同店は、1994(平成6)年10月の恵比寿ガーデンプレイスのオープンとともに誕生。渋谷から六本木までのファミリー層をターゲットにした、「住みたい街」としての恵比寿を象徴するような輝かしい店舗でした。
バブル景気の崩壊とともにやってきた暗い90年代で、恵比寿ガーデンプレイスは明るい話題を提供してくれた数少ない、希望のある再開発でした。
敷地内の「億ション」に殺到した人たち
サッポロビールの工場跡地を利用した再開発が着工したのは、1991年8月のことです。
完成が近づくにつれて、21世紀を先取りしたような計画には多くの期待が寄せられました。なにしろ、敷地の6割を広場や緑地とし、オフィスビルやショッピング街、マンション、さらには東京都写真美術館(目黒区三田)や映画館のような文化施設も入ることになっていたからです。
この期待値の高さを如実に表していたのが、オープン4か月前の1994年6月に募集が始まったマンションの分譲です。
マンションの最上階からは、晴れていればレインボーブリッジはもちろんのこと、房総半島まで見え、窓の下には緑豊かな風景――という都心では二度と手に入らないような眺望です。
その価格は4億860万円。今見るととても高価ですが、「バブル時だったら10億円はくだらなかった」と、異常なまでの好景気を知る人たちは「むしろ安い」と物件に飛びついたのです。
1994年は不況の最中でしたが、応募者は殺到。もっとも倍率が高かったのは3LDK(107平方メートル)の1億4930万円の部屋で、倍率はなんと123倍に上りました。2億円の部屋でも倍率は50倍を超え、最高価格の4億円台の部屋も9倍でした。

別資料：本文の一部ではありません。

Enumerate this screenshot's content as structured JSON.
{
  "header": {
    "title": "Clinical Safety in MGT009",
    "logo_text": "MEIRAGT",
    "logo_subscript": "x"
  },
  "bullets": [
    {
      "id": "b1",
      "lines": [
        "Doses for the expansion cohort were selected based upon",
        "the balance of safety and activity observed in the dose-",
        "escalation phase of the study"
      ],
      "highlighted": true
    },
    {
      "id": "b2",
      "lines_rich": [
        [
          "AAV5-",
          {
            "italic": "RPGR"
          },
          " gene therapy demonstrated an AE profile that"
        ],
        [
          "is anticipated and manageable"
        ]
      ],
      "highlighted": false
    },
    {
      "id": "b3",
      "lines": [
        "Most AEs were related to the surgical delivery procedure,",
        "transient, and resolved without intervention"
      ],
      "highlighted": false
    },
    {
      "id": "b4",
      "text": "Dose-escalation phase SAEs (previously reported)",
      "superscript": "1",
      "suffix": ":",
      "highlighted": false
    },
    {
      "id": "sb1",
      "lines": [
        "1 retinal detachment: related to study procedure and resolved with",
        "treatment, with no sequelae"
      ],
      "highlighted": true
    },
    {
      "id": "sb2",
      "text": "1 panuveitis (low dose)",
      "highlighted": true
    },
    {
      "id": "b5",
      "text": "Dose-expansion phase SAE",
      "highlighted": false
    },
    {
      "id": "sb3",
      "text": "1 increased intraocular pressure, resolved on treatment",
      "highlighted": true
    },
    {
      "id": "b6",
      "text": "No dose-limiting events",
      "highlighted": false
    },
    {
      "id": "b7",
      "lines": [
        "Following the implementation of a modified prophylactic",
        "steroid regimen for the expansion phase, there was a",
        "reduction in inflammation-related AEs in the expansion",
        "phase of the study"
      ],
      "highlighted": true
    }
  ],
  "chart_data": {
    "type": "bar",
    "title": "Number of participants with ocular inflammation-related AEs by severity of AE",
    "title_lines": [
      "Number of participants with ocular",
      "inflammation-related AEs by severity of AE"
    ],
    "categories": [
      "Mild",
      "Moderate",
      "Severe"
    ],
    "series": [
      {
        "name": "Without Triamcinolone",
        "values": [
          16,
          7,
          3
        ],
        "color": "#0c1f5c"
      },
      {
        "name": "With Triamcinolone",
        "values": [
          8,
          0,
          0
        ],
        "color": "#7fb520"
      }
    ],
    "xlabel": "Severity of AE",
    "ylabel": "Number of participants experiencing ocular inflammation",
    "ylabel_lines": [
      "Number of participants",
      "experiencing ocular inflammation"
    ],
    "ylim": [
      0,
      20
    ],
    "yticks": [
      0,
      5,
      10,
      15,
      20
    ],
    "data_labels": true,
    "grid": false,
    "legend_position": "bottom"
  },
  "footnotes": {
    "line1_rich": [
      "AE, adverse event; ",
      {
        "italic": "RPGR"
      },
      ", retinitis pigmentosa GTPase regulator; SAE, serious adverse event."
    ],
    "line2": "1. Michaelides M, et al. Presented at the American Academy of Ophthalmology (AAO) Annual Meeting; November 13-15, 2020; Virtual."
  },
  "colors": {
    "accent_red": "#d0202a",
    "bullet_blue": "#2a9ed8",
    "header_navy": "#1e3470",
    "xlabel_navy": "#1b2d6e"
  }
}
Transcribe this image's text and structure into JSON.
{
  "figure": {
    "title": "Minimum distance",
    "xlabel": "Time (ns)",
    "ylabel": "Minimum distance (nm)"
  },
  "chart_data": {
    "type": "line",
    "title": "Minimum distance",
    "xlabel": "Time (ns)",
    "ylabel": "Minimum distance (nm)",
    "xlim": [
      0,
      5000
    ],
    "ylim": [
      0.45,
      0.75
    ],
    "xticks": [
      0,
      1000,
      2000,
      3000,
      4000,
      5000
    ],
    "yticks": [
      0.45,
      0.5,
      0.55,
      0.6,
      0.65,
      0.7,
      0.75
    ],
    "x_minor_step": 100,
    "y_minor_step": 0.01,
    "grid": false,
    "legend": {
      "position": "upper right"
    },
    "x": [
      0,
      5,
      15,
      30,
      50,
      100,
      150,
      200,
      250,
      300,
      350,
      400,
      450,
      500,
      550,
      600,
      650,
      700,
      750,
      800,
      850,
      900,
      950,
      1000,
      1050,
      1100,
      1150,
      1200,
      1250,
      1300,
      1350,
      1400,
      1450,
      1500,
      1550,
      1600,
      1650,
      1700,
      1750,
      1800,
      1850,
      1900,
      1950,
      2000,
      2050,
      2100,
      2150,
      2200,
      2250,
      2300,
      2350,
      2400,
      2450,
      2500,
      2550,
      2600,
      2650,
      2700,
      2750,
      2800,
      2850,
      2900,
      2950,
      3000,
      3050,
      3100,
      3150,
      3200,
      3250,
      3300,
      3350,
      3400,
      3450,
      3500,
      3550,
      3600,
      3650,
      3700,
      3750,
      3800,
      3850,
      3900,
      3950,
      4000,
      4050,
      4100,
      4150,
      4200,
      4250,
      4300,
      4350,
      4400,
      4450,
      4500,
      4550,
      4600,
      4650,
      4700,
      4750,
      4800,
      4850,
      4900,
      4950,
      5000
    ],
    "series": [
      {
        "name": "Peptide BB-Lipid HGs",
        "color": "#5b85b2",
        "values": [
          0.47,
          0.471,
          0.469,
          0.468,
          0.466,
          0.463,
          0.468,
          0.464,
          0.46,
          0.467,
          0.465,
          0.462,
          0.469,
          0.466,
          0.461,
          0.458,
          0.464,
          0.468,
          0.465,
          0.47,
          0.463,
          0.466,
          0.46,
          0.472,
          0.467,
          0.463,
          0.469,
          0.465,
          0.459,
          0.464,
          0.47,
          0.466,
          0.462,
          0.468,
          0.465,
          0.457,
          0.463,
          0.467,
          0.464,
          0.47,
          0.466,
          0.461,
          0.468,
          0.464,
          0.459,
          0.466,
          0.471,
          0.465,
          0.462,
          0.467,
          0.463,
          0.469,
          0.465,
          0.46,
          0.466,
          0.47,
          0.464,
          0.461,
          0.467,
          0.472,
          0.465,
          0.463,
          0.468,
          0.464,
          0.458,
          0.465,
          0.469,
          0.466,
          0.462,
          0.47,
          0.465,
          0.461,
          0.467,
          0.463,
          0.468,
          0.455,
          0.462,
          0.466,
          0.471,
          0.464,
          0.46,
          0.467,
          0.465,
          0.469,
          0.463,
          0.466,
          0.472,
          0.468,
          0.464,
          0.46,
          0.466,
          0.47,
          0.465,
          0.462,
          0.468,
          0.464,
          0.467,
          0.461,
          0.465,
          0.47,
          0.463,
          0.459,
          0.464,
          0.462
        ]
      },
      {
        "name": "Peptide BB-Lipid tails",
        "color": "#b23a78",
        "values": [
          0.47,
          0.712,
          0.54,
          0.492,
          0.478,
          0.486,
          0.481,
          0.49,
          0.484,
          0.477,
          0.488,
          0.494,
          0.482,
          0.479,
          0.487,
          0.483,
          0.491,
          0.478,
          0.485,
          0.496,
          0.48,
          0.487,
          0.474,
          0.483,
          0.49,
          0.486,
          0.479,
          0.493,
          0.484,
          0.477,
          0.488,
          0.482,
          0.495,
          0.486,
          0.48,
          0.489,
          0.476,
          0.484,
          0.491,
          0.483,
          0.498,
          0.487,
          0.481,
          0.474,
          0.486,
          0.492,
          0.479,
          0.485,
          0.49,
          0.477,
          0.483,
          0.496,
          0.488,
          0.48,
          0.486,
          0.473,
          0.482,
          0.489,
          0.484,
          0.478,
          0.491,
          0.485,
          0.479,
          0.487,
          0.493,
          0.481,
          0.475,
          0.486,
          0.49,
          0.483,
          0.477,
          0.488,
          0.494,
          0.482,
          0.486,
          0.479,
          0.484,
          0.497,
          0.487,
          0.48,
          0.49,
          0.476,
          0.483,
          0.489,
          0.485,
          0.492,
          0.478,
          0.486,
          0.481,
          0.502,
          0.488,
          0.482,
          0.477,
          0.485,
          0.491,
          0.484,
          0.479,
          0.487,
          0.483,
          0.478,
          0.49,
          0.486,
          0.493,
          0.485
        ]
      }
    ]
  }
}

そんな人気の一方で『朝日新聞』1994年6月7日付の記事では、4億円台の部屋を見学した記者が
「バルコニーには洗濯物や布団は干せない。花の小鉢も危険防止のため置けない規則になっている。と聞いて“なあんだ”と思った」
と記しています。
現代ではタワーマンションの常識ですが、タワーマンションをまだ知らない20世紀の人たちの間では「布団も干せないところには住めない」という意見が根強かったのです。